# How valid the testimony are according to scriptures.



## Ajay (Dec 1, 2015)

Hi Friends, 
Recently I went to a group of people most of them are students who are sharing their testimonies How they got saved and surprisingly everyone's testimony is same and their testimonies surprised me

I personally talk to some of them and the testimonies are like these, 
I talked to one Hindu and one catholic and a Baptist, these three persons testimonies are like these, when I asked each of them How you get saved? and the answer is 

one day one of my freind invite me to the church, after going there when I am hearing the preachers message and he is talking about sin, When he is talking about stealing, telling lies, travelling in trains without ticket(which is common in India). and also Watching bad movies etc. one of the person who is a Catholic, first thought and asked the preacher. How do you know I have done all things? And the preacher asked him are you saved? and also the preacher said GOD is talking to you, and you need to be saved. The two other have different problem like addictions and debts etc. 

The pastor told them that the cause of the problem is sin. And so curses are upon you and your families because of idol worships. if you want blessings and the curses to be removed one must be saved. The first step you need to do is Get alone and spend more time in prayer and GOD will speak to you. so they start praying 
one person told that when he was praying. GOD showed all of my sins which I commited from childhood. these three persons started writing the sins they are committed in the past. as days are passing they told the sins they committed to the pastor. Pastor said go and confess the sins in prayer to GOD. They started confessing and also the pastor said If you steal anything from others return them.
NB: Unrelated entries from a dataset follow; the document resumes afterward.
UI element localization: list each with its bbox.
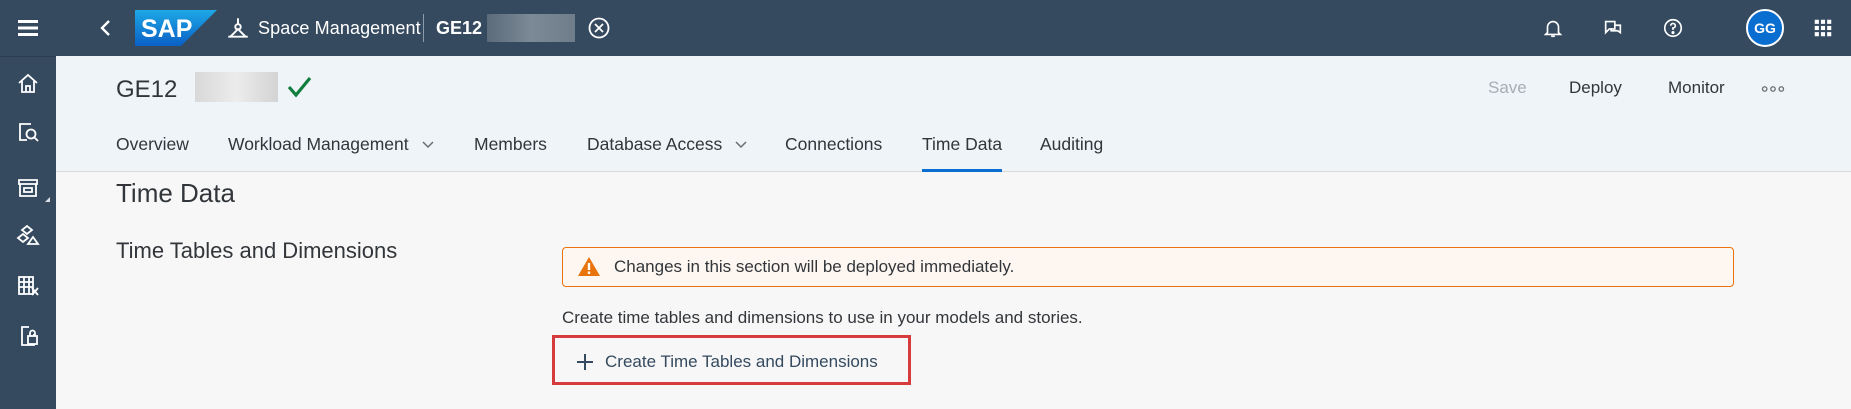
tab-label: Database Access [587, 133, 723, 154]
section-title: Time Data [116, 178, 235, 208]
data-access-icon[interactable] [0, 264, 56, 308]
subsection-title: Time Tables and Dimensions [116, 238, 398, 263]
highlight-box: Create Time Tables and Dimensions [552, 335, 911, 385]
redacted-title [195, 72, 278, 102]
help-icon[interactable] [1658, 13, 1688, 43]
home-icon[interactable] [0, 62, 56, 106]
more-options-icon[interactable] [1758, 78, 1788, 100]
tab-time-data[interactable]: Time Data [922, 125, 1003, 172]
sap-logo-text: SAP [141, 15, 192, 43]
side-navigation [0, 0, 56, 409]
rail-divider [0, 56, 56, 57]
description-text: Create time tables and dimensions to use… [562, 308, 1083, 327]
space-id: GE12 [436, 18, 483, 38]
warning-message-strip: Changes in this section will be deployed… [562, 247, 1734, 287]
create-time-tables-button[interactable]: Create Time Tables and Dimensions [575, 348, 878, 376]
page-title: GE12 [116, 76, 178, 103]
deployed-check-icon [284, 72, 314, 102]
data-builder-icon[interactable] [0, 110, 56, 154]
chevron-down-icon [422, 141, 434, 149]
save-button[interactable]: Save [1488, 78, 1527, 98]
avatar[interactable]: GG [1746, 9, 1784, 47]
content-area: Time Data Time Tables and Dimensions Cha… [56, 172, 1851, 409]
space-management-icon [225, 15, 251, 41]
chevron-down-icon [735, 141, 747, 149]
tab-members[interactable]: Members [474, 125, 547, 163]
tab-label: Connections [785, 133, 883, 154]
business-builder-icon[interactable] [0, 214, 56, 258]
tab-label: Workload Management [228, 133, 409, 154]
security-icon[interactable] [0, 314, 56, 358]
tab-connections[interactable]: Connections [785, 125, 882, 163]
menu-icon[interactable] [0, 6, 56, 50]
feedback-icon[interactable] [1598, 13, 1628, 43]
tab-label: Members [474, 133, 547, 154]
shell-bar: SAP Space Management GE12 GG [56, 0, 1851, 56]
deploy-button[interactable]: Deploy [1569, 78, 1622, 98]
tab-auditing[interactable]: Auditing [1040, 125, 1103, 163]
tab-overview[interactable]: Overview [116, 125, 189, 163]
warning-icon [578, 257, 600, 276]
warning-text: Changes in this section will be deployed… [614, 257, 1015, 276]
tab-database-access[interactable]: Database Access [587, 125, 748, 163]
create-button-label: Create Time Tables and Dimensions [605, 352, 878, 371]
tab-label: Auditing [1040, 133, 1104, 154]
tab-workload-management[interactable]: Workload Management [228, 125, 435, 163]
marketplace-icon[interactable] [0, 166, 56, 210]
tab-label: Time Data [922, 133, 1003, 154]
tab-label: Overview [116, 133, 189, 154]
back-icon[interactable] [92, 14, 120, 42]
notification-bell-icon[interactable] [1538, 13, 1568, 43]
app-title: Space Management [258, 18, 421, 38]
product-switch-icon[interactable] [1808, 13, 1838, 43]
submenu-indicator [45, 197, 50, 202]
redacted-space-id [487, 14, 575, 42]
sap-logo[interactable]: SAP [135, 10, 217, 46]
add-icon [577, 354, 593, 370]
title-separator [423, 14, 424, 42]
close-circle-icon[interactable] [586, 15, 612, 41]
monitor-button[interactable]: Monitor [1668, 78, 1725, 98]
Go to everyone to whom you did mistakes and ask their forgiveness. untill you confess every sin and get right with the people God will not speak with you. 

one of the guy told me when he confesses and praying for forgiveness God spoke to me in vision, there is one thing you need to return and showed the watch which he steals from his freind. and others also made lot of private and public confessions. 
I heard a uncommon things from them. after doing all these things as their pastor said pray and God will speak to you and one person told me GOD showed me a verse in Hebrews you are my son. and to other another verse. surprisingly one fellow said he heard a voice go and read some verse in the Bible. and they are telling GOD spoke to us from scriptures. They are talking about visions dreams etc. 
Their moral life attracts many people and presently nearly 1000+ churches are there across the country 
when I done some research I came to know some dark sides. some young people commited sucide because of their over looking about their sin, GOD is speaking to many people and not to me, I will never be saved. The members will marry only their church members. many of them believe they are the only people who will get to heaven. 

They will teach sinless perfection, we can attain it by constant praying. almost the preachers are like Small gods to them. nearly 20 lakh people are attending around our country. 

They will talk about Jesus, they will mention about cross death and ressurection. I don't know much of their beliefs in trinity. The person and work of Jesus Christ. They never mention about attonment. 

They are in a wrong assumption. thinking that inner voice is the VOICE OF GOD. 

My question is how it effects the pure gospel of Jesus Christ and also it should be declared as cult or they are in error.?


----------



## Parakaleo (Dec 1, 2015)

Brother Ajay, an initial thought of mine is that the people you mention need to hear Christ preached as a true historical Man and Redeemer. The gospel is not _only_ that God convicts and converts sinners in their hearts, but that Christ _actually came_ in history and accomplished our Redemption by His work on the cross and rising again. No positive or negative experience we may have can alter what Christ has done in the slightest.

Hear what Paul says before the king, bearing witness of _both_ inward conversion of sinners _and_ the world-changing events of Christ's coming:



> “Therefore, O King Agrippa, I was not disobedient to the heavenly vision, but declared first to those in Damascus, then in Jerusalem and throughout all the region of Judea, and also to the Gentiles, that they should repent and turn to God, performing deeds in keeping with their repentance. For this reason the Jews seized me in the temple and tried to kill me. To this day I have had the help that comes from God, and so I stand here testifying both to small and great, saying nothing but what the prophets and Moses said would come to pass: that the Christ must suffer and that, by being the first to rise from the dead, He would proclaim light both to our people and to the Gentiles.”
> Acts 26:19-23



All that is to say that one's profession of faith must be ground in experience, in history, and in the Word of God.


----------